As a key innovation and social media expert for one of this country’s largest financial institutions, Annalie Killian knows her way around the internet, and so she immediately went online during her kitchen renovations to search out the appliances most highly rated by her peers. As an early adopter of all social media networks and tools, (dating back to the beginning of social media in 2002 with www.ryze.com) Annalie’s researching and networking skills are almost second to none – and the lack of independent product reviews on the internet disappointed her.

“I found it extremely difficult to find any reviews not written by the manufacturer. I went onto Choice and found even them to be far behind; they hadn’t even reviewed the latest models in most cases,” Annalie told www.connectedwomen.net.au

Specifically, Annalie was looking for information on a new Samsung Nanotech washer she had heard about that uses silver particles to clean clothes. Aware of nanotechnology as a new phenomenon and of the fact that ingesting silver into the body turns one blue, Annalie extensively searched the internet for independent reviews. Frustratingly, she was unable to find anything on blogs, discussion forums or anywhere on social media.

“It was a similar exercise with kettles and toasters. After shoes and handbags, women like nice looking appliances. And as many nice-looking appliances I could find in David Jones, I had no way of knowing if they functioned well. I even went on to Twitter to ask my community, and I got no response at all other than from Clodagh Higgins,” Annalie said.

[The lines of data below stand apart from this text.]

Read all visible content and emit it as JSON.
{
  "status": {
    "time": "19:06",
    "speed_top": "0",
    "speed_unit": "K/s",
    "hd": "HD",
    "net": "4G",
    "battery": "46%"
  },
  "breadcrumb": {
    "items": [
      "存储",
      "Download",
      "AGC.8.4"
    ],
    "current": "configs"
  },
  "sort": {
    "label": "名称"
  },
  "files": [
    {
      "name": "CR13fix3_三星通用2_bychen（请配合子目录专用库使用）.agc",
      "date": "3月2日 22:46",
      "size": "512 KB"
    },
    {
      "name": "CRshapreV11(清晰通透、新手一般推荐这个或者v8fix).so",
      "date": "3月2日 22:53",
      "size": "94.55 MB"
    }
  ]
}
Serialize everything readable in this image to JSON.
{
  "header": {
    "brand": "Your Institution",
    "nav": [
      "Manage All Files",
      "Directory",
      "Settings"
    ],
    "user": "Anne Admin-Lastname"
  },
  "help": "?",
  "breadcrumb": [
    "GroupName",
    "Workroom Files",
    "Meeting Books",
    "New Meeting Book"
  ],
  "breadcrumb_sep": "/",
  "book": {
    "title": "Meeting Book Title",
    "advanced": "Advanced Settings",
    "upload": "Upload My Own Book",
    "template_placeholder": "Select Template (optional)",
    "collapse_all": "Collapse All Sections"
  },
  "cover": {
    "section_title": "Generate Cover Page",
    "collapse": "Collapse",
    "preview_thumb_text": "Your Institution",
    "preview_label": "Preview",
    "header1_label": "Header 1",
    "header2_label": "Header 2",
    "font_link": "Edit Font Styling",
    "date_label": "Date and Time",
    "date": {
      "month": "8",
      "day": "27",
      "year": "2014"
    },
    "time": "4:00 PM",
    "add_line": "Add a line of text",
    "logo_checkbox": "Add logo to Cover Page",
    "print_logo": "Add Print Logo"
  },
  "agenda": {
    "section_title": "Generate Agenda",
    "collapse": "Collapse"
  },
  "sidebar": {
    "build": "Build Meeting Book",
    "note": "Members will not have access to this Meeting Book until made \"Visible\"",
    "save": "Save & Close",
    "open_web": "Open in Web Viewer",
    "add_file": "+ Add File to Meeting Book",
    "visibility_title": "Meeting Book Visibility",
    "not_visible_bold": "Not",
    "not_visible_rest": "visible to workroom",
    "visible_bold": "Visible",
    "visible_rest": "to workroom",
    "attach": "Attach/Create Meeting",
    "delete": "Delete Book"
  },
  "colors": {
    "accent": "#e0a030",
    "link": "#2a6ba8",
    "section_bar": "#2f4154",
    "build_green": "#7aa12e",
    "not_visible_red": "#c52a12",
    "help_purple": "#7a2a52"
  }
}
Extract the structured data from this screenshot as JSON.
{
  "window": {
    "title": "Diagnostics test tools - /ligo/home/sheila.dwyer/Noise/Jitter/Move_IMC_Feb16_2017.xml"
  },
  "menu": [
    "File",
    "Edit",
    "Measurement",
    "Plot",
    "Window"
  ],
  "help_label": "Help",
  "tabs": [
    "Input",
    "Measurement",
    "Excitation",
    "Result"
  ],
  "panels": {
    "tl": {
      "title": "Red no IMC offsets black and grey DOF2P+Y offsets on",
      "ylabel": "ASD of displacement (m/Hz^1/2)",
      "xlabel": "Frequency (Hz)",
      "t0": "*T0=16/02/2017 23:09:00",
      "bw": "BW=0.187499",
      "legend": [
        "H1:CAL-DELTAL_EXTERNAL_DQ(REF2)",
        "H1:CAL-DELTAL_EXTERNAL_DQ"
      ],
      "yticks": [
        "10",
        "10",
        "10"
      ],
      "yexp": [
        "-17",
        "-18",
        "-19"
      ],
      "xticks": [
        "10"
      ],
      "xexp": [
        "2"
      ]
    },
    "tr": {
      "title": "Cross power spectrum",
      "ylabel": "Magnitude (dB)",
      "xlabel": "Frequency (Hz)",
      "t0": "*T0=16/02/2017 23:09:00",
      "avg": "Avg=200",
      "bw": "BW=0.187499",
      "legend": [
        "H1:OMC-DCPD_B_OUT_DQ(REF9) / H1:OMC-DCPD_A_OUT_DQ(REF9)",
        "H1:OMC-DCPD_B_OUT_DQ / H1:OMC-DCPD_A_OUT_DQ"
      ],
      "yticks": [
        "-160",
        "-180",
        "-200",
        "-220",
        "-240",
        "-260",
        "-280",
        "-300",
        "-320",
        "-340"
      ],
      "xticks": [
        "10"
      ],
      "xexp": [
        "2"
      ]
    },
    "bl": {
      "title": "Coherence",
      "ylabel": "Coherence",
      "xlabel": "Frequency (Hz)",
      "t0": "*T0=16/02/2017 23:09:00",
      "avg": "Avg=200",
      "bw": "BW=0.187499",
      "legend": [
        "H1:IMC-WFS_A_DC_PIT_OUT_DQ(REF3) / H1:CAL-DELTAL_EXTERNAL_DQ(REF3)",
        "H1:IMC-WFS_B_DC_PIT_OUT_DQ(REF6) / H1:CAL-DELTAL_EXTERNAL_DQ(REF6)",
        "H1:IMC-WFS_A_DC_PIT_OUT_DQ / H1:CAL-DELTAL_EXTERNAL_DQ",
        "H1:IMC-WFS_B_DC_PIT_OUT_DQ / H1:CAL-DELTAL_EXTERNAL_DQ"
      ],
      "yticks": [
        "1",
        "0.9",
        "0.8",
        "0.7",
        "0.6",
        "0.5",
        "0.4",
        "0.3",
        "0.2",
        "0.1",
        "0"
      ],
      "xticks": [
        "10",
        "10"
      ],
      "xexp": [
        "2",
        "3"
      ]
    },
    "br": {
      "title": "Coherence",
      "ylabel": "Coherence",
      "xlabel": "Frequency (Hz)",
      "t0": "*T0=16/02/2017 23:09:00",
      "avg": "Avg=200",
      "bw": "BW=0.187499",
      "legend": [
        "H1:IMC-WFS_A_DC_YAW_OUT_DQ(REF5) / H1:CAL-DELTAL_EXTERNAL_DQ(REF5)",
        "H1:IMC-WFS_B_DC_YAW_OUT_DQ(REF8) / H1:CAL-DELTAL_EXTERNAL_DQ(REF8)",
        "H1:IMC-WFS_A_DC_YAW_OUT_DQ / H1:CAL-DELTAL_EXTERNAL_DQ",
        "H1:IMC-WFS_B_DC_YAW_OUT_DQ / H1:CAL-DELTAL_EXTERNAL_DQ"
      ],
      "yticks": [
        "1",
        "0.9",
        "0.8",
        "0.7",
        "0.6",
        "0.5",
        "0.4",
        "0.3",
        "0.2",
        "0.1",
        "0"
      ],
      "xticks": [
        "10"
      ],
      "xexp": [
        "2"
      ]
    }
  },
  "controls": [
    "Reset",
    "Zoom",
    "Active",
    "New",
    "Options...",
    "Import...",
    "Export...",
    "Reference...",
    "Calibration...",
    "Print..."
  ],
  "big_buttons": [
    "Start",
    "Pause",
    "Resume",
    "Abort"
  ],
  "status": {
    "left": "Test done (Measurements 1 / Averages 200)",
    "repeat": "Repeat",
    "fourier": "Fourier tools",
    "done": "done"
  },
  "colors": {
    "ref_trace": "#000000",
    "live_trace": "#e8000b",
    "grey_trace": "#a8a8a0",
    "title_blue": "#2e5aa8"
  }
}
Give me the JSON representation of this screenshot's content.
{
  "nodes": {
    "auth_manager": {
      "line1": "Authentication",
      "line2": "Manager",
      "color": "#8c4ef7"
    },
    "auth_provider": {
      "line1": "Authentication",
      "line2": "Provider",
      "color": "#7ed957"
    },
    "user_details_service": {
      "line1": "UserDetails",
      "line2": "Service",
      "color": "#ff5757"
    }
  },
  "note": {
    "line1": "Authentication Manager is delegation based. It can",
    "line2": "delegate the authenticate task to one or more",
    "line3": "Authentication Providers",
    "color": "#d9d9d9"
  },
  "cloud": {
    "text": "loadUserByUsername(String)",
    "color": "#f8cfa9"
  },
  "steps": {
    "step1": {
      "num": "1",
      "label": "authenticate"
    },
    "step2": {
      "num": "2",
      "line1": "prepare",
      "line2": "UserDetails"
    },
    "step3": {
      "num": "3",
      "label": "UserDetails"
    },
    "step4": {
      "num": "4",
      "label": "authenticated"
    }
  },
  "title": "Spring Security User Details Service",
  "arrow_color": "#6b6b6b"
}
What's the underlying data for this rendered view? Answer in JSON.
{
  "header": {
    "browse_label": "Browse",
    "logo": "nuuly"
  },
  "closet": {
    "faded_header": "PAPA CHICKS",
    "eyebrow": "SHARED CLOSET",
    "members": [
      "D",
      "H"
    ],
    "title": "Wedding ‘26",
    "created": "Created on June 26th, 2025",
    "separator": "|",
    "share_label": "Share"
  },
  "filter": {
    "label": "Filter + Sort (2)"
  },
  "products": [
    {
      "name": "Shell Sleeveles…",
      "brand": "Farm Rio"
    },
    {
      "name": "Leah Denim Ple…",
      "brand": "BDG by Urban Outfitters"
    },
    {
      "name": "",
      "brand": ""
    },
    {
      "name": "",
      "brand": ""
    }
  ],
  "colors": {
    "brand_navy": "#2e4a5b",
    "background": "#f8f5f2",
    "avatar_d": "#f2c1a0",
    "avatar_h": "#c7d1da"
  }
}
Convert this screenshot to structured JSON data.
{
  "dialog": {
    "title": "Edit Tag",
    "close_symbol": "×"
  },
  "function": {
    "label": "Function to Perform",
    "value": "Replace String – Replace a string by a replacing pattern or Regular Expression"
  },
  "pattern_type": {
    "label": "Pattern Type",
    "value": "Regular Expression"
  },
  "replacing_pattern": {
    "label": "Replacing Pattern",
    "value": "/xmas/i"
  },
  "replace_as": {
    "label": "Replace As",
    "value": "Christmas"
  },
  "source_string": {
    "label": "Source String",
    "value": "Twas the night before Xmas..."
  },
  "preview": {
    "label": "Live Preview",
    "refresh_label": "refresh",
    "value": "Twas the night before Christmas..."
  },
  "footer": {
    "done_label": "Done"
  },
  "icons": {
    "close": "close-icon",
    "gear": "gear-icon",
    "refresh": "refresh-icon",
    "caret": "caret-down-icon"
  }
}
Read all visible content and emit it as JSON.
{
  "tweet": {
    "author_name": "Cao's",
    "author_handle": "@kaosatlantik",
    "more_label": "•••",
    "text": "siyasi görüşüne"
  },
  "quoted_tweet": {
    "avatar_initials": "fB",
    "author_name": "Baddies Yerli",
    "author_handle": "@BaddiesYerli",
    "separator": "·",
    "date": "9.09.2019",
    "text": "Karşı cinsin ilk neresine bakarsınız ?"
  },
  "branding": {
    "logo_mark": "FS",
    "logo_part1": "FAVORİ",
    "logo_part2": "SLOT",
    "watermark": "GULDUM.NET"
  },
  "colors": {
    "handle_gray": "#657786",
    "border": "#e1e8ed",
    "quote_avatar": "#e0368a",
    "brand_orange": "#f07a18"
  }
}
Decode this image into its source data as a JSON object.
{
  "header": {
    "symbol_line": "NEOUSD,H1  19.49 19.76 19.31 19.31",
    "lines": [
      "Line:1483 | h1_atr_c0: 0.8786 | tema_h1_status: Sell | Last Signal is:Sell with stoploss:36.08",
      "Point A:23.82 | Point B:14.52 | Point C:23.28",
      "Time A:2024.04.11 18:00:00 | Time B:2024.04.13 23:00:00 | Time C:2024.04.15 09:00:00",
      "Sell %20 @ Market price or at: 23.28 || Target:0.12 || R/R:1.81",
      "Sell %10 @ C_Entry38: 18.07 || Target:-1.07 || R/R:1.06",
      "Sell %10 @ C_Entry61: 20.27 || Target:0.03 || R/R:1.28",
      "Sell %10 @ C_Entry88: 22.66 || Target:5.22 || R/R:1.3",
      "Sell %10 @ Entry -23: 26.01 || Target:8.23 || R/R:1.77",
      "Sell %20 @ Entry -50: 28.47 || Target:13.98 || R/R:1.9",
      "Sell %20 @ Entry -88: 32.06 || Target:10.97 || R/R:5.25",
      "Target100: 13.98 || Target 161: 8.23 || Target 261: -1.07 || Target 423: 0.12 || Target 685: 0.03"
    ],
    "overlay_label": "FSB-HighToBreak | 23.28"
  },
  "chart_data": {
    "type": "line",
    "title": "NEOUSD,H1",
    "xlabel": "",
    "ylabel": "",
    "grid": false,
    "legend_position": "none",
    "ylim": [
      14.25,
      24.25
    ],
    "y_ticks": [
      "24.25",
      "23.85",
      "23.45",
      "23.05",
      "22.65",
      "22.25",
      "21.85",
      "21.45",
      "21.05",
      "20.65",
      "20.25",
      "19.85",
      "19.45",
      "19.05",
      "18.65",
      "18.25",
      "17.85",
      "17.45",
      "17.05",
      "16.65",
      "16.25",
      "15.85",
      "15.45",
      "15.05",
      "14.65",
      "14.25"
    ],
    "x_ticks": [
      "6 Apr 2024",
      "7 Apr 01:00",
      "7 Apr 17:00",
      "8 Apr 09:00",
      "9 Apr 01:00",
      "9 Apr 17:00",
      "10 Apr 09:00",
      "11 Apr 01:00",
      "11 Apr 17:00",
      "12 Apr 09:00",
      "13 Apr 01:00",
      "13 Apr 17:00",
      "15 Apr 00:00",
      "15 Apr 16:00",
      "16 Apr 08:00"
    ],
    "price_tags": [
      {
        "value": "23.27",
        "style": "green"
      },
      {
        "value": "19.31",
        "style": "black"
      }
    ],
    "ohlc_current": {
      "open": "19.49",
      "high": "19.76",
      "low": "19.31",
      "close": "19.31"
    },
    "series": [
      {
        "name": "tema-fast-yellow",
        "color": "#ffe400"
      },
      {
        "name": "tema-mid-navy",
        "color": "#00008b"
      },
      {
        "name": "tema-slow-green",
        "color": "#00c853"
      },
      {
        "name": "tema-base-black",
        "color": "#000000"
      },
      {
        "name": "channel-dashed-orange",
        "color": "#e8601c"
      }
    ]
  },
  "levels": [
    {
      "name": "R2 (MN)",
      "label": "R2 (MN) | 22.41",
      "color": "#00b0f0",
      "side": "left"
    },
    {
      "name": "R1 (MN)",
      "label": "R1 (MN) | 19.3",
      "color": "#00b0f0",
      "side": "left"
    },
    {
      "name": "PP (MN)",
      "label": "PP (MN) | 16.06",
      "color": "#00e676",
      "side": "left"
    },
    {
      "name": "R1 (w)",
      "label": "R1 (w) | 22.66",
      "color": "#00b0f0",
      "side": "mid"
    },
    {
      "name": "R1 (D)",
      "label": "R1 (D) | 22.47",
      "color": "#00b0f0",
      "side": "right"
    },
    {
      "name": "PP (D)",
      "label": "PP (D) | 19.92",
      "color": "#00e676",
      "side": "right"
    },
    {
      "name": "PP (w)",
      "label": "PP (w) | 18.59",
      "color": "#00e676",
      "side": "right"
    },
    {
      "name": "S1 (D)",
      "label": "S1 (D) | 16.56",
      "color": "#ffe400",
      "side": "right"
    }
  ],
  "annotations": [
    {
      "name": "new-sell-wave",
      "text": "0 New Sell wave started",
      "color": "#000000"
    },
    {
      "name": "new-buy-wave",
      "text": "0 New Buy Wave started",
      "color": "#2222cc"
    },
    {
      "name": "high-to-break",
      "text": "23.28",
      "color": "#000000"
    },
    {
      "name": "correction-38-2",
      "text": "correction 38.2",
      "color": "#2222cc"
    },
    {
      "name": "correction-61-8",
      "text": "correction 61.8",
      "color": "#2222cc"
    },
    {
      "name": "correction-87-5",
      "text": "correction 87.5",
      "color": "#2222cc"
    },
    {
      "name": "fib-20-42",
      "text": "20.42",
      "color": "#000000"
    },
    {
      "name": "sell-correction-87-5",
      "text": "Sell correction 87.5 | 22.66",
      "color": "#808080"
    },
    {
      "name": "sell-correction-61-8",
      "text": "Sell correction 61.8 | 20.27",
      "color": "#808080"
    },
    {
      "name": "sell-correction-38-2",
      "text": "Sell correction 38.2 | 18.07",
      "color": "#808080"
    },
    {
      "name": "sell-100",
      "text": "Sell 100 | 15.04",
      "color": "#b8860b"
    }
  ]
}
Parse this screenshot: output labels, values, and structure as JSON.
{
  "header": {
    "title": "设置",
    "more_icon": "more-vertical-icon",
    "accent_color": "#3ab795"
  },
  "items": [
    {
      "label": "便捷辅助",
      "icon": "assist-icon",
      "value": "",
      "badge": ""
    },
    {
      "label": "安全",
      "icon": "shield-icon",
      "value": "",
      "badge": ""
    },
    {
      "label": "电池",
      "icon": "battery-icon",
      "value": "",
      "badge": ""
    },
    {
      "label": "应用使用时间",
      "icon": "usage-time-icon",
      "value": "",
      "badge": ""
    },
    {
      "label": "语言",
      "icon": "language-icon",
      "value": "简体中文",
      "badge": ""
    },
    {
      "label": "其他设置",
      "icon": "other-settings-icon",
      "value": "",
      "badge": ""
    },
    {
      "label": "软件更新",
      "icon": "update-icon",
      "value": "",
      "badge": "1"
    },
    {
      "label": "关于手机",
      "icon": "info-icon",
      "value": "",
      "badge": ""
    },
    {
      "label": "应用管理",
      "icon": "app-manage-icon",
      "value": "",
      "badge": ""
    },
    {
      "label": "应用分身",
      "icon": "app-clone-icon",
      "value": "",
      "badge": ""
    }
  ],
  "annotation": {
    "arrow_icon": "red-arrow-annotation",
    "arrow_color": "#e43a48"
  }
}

Clodagh (friend of Connected Women) and Annalie sat down to discuss what they perceived as a serious missed opportunity by appliance manufacturers.
“We discussed the fact that appliance makers should be watching twitter. If they enabled a #hashtag search around keywords such as kettles, Sunbeam or Philips for example, the time poor of us would be able to go for a quick coffee break while we’re shopping and find out what we want to know in that short span of time,” Annalie told www.connectedwomen.net.au 

When Twitter is used well

Annalie experienced “astonishing and delightful” customer service via Twitter from a well-known telecommunications company who responded to her tweet for assistance. Following her Twitter alert for help, the company contacted Annalie directly, solved her problem and then followed up to ensure she was happy with the result – and Annalie doesn’t see why appliance manufacturers don’t behave the same way.

“Imagine if you could ask a question about an appliance or brand on Twitter and solicit a similar response – maybe in the form of an invitation to their showroom to see their range or an offer to be sent recommendations from other users,” Annalie said.

According to Annalie, the uptake of this kind of communication by businesses is astonishingly slow as they view it as yet another overhead, and appear to be scared people will use it solely as a complaint channel. Annalie believes they should view Twitter as the business growth tool that it is.

“Twitter is not a waste of time as some of these companies might think. If manufacturers had a twitter alert connected to a phrase appropriate to their products, or to their Twitter name then they would be able to respond quickly, have a conversation, get their brand name out there and create a relationship of trust. Remember you never know how many people are watching a conversation on Twitter!” Annalie said.

Twitter, a shopper’s best friend

Twitter is now available in the palm of one’s hand thanks to the advent of smartphones, giving it the opportunity to become a woman’s must-have shopping accessory should manufacturers and brands take the time to embrace the medium.

“If I were Philips for example, I would include my @twittername on my in-store display or on my product packaging as a means to direct people to a channel of information. People shopping for small appliances won’t necessarily be researching beforehand, as these are products you can fit in the car. So in many cases people want to be able to access the information quickly – and Twitter is the perfect way to do this,” Annalie told www.connectedwomen.net.au

“Companies that don’t embrace social media are just leaving money on the table,” she added.